The La Liga title race is over, but Sid Lowe explains why emotions will still be high when Barcelona face Real Madrid for the last time this season.

BARCELONA — Ernesto Valverde doesn’t think Real Madrid’s refusal to give his Barcelona side a guard of honour before Sunday’s Clasico at Camp Nou should be seen as disrespectful.

Barca clinched the La Liga title by beating Deportivo La Coruna last weekend and it’s tradition in Spain for the new league champions to be given a guard of honour by their next opponents.

However, Zinedine Zidane has already explained that Madrid will do no such thing, saying that Barca’s decision not to give his side one following Los Blancos‘ Club World Cup success in December set a precedent he does not want to go back on.
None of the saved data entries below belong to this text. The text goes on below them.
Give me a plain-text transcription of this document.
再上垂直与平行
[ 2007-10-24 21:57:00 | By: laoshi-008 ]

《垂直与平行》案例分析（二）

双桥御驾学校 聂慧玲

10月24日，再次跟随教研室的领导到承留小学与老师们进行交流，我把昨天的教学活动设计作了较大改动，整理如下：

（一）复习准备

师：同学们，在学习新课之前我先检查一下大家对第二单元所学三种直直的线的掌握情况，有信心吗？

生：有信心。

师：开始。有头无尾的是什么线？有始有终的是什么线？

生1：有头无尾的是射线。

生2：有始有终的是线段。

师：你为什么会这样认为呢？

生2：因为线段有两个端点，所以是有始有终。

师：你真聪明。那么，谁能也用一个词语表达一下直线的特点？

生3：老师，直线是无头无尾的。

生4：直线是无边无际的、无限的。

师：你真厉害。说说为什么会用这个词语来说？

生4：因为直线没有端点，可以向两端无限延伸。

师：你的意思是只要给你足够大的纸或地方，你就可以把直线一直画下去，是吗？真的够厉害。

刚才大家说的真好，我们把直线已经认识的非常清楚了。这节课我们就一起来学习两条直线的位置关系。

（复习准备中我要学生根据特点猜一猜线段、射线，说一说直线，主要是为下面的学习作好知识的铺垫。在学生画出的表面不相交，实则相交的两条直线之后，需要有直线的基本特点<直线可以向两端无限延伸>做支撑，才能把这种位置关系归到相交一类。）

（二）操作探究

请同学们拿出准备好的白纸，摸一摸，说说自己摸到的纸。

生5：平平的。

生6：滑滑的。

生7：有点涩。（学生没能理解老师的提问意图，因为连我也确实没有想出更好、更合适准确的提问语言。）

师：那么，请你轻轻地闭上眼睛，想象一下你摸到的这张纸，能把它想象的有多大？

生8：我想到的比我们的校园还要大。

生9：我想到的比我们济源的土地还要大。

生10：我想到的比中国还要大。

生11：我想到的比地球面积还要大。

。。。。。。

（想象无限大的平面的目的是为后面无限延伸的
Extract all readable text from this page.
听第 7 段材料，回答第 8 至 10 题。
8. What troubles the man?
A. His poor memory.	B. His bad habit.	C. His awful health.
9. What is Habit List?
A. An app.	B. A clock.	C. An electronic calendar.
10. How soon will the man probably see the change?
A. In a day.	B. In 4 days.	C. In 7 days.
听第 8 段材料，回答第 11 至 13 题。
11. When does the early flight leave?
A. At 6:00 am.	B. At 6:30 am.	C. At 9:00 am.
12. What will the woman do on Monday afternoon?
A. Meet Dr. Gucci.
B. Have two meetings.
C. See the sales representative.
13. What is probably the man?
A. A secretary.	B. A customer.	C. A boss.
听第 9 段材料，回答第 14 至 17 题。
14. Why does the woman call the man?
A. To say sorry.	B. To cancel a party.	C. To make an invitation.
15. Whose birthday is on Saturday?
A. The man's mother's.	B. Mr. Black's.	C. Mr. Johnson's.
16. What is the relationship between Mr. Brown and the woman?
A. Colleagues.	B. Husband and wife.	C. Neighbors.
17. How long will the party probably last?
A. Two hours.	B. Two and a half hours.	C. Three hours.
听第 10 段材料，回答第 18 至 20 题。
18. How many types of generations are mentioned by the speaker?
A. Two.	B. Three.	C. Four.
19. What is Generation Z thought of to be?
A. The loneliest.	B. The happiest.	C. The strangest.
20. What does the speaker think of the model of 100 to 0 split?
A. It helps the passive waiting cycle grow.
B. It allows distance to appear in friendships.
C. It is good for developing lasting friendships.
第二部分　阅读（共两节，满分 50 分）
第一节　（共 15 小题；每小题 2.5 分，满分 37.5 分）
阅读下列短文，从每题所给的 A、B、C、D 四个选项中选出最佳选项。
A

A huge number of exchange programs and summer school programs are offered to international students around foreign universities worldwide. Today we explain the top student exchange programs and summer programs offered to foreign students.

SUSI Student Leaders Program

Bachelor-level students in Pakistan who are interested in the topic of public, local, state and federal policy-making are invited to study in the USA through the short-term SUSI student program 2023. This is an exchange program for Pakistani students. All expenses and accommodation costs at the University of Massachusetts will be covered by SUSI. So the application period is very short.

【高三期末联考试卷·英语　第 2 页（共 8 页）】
Barca’s reason for not giving Madrid a guard of honour back then was that they had not taken part in the same tournament, a rule which doesn’t apply this weekend.

“We have spoken about this a lot already, but we are not giving it too much importance,” Valverde said in a news conference on Saturday.

“I don’t consider it disrespectful. There’s a lot of noise about this — so much furore has been made about an issue that really doesn’t matter at the end of the day.”

The other debate currently raging between the two clubs focuses on their respective achievements this season.

Barca have already sealed a domestic double but their success could be overshadowed if Madrid manage to win the Champions League for a third consecutive year when they face Liverpool in the final in Kiev, Ukraine later this month.

Barcelona's Ernesto Valverde
Ernesto Valverde insisted that Real Madrid’s refusal to give Barca a guard of honour was no big deal.

Valverde, though, like Zidane, feels league success counts for more than European trophies.

“As coaches, the league is the competition that shows how well you have performed throughout the whole year, the best team over the season wins [the title],” he said.

“In the Champions League, you can have an off day [and you’re out]. You need some luck, because [if you have] bad luck, you’re out. More teams can win the Champions League, but it’s just a select few who can [win La Liga] because you have to sustain a high level of consistency all season.”

Barca’s domestic double, complete with their seventh league title in 10 years and their fourth straight Copa del Rey, will take on extra significance if they can beat Madrid and go on to end the season without losing a league game.

Unbeaten through 34 La Liga matches, they’re aiming to become the first team since Madrid in 1932 to go an entire top-flight season unbeaten — and the first ever in a 38-game season.

“Only two other teams have done it, Athletic Bilbao [in 1930] and Madrid,” Valverde said when asked about Barca’s desire to remain unbeaten in their final four games of the season.

“And that was a long, long time ago, back in the 1930s when there were only 18 games [in a season]. No one has done it in the modern era. It’s something I’m treating as important, for sure. It will be difficult to do, though, because there are still some tough games to come.

“But we want to get as many points as we can, we want to stay unbeaten and we want to beat Madrid. Even though we’re already champions, we still have a lot to play for.”

Valverde has a fully fit squad to choose from for Madrid’s visit, with Andres Iniesta returning to full training on Friday ahead of his last Clasico appearance.

“Andres Iniesta has got recognition from everyone because of what he’s given Barca and Spanish football, which is a lot,” Valverde said.

“The most important thing is how he is. If he is fit, he will play.”